A good zero balance outsourcing partner should offer:
Transparency: While health systems have a responsibility to provide Aged Trial Balance (ATB), 835 Remit transactions, 837 claims and payer contracts, a good partner needs to share the long-term, preventive insights gained during the process. Many outsourcing partners may find reimbursements but fail to help you avoid future losses.

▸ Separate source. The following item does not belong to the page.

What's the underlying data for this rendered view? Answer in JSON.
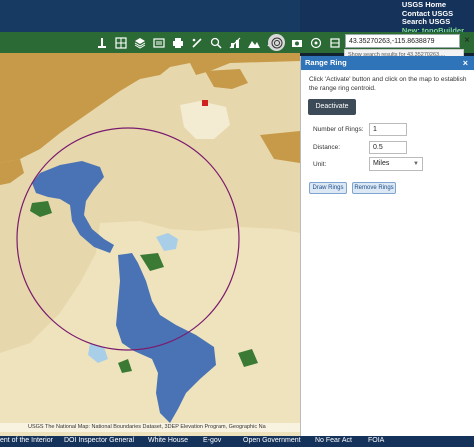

Contract modeling expertise: Your outsourcing partner should be able to correctly interpret payer contracts and provide continuous monitoring for pricing and contractual terms changes. Whether you’re building your own models or borrowing expertise from outsourced vendors, if you’re spending more than four days to model a contract, you might want to reconsider the process or your vendor.
Integration into your revenue cycle: A good partner can decipher underpayment trend root causes and provide guidance on how to fine tune your patient accounting or contract management systems to reduce the payment variance. They should provide the technology and expertise needed to integrate payment variance detection into your revenue cycle management.
TransUnion Healthcare offers extended business office review services for many organizations’ zero balance accounts, and through our successes — for example, helping an $8 billion health system increase its recovery rate by 70% — we’ve repeatedly come across these common issues:
Timely filing: You can’t delay performing payment variance analysis. From the last remittance date within 30 days, you must dispatch account inventory to a zero balance partner or review the trends in-house. Depending on your payer contractual agreements, failing to submit timely accounts for zero balance review after all available insurance has paid severely affects your time to review and appeal underpaid claims.
Lack of necessary data (Claim 837 and Remit 835): The most effective zero balance approach uses data to sift through the large account volume to identify those not reimbursed correctly. Claim and remit data must be available for each account so you can efficiently identify underpayments and work lower-dollar-variance accounts in bulk.
Lack of accurate contracts: Your contract modeling is only as good as the most recent available contract and fee schedule updates. If you fail to modify contracts whenever payers provide updates, reviews of accounts with newer dates of service can return false underpaid or overpaid results.